On 22 local time, WHO released information on novel Coronavirus reported in the UK. On 14 December, the United Kingdom reported to WHO that a new novel Coronavirus variant had been discovered through viral gene sequencing. Preliminary analysis showed that the variant was more likely to spread from person to person, with an estimated 40 to 70 percent increase in infectivity and 0.4 in the transmission index between 1.5 and 1.7. As of December 13, 1,108 cases of the mutated virus had been detected in the UK.
This follows an unexpected increase in COVID-19 cases in south-east England, which was identified in an epidemiological study and virological investigation earlier in December. During 5 October solstice and 13 December, the notification rate of new cases in 14 days more than quadrupled. Since the outbreak of the epidemic, routine sequencing of 5 to 10 per cent of novel Coronavirus cases has been started in the UK and 4 per cent of novel Coronavirus cases in the south-east of England. During 5 October solstice and 13 December, more than 50% of the strains in the south-east of England were of this variant. Retrospective studies found that the variant first appeared on 20 September in Kent, south-east England, with most cases under the age of 60.

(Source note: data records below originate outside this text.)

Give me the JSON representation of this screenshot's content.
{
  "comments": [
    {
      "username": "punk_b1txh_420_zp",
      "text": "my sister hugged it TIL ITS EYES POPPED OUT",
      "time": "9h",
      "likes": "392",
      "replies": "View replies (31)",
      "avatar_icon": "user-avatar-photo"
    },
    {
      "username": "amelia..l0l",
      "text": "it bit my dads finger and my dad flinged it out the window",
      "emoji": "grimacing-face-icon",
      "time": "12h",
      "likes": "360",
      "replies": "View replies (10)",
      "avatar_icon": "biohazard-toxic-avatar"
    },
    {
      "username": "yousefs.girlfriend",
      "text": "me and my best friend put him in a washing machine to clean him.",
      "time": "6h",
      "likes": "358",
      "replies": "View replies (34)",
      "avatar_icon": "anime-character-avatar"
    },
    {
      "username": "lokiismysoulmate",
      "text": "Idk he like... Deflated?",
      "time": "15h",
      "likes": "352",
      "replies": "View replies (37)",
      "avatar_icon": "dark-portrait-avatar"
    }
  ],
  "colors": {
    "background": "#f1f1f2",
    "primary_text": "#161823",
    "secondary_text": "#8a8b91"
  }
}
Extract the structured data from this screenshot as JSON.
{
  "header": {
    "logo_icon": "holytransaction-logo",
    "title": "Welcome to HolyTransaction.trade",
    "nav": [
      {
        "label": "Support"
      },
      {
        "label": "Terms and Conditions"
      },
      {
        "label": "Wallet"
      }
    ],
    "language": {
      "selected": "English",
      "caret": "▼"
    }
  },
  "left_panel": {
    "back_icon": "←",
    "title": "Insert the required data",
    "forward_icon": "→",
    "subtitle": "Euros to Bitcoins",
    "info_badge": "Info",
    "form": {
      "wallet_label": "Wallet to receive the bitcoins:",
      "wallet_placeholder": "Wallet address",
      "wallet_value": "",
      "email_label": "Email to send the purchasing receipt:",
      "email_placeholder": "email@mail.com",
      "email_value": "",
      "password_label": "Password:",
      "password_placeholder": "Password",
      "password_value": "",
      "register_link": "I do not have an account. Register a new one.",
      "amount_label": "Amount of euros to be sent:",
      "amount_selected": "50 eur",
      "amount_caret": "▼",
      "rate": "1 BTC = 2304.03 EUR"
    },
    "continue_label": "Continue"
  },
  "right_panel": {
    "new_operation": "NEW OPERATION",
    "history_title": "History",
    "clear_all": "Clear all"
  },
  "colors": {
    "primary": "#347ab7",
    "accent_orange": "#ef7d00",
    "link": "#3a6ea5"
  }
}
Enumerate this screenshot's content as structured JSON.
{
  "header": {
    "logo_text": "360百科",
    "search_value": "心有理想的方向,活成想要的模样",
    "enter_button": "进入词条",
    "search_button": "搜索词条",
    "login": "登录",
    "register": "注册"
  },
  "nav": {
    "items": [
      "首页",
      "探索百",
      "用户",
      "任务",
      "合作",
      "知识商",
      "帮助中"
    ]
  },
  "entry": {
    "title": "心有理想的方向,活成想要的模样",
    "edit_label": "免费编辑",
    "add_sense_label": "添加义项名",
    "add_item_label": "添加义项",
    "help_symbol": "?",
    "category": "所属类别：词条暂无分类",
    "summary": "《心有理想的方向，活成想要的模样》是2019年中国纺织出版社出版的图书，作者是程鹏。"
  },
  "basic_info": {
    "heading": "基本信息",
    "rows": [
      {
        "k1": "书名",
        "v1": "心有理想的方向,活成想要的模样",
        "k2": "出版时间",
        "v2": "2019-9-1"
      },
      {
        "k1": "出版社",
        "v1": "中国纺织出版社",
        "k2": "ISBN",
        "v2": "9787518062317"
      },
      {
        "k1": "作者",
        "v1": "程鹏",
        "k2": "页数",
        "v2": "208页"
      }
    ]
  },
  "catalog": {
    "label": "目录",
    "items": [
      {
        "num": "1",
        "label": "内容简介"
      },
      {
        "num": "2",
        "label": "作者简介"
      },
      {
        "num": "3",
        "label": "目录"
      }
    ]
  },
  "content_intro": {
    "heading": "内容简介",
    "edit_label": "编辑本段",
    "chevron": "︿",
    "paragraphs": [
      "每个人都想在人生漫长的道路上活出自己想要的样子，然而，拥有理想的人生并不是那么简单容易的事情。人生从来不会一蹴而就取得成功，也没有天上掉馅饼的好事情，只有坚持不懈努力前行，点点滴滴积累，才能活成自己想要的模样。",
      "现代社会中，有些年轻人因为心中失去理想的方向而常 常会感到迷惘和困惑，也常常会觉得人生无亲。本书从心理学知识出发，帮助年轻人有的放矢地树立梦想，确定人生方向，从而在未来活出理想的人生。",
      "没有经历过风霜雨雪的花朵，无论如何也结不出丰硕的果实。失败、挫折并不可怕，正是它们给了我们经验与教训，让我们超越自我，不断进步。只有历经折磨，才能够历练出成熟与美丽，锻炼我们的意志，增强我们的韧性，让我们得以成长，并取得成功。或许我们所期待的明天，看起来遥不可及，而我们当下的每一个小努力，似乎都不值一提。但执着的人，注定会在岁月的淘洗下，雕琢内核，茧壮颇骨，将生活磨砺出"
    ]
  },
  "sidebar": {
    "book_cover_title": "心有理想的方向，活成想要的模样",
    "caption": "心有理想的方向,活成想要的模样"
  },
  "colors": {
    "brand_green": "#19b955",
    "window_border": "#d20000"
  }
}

Who recommends that further epidemiological and virological research be undertaken to understand changes in the infectivity and pathogenicity of the mutated virus. Who recommends that all countries, wherever possible, add routine sequencing of novel Coronavirus and share virus genetic sequence data, in particular to report whether the same mutated virus has been found. All countries need to assess local levels of virus transmission and take appropriate prevention and control measures.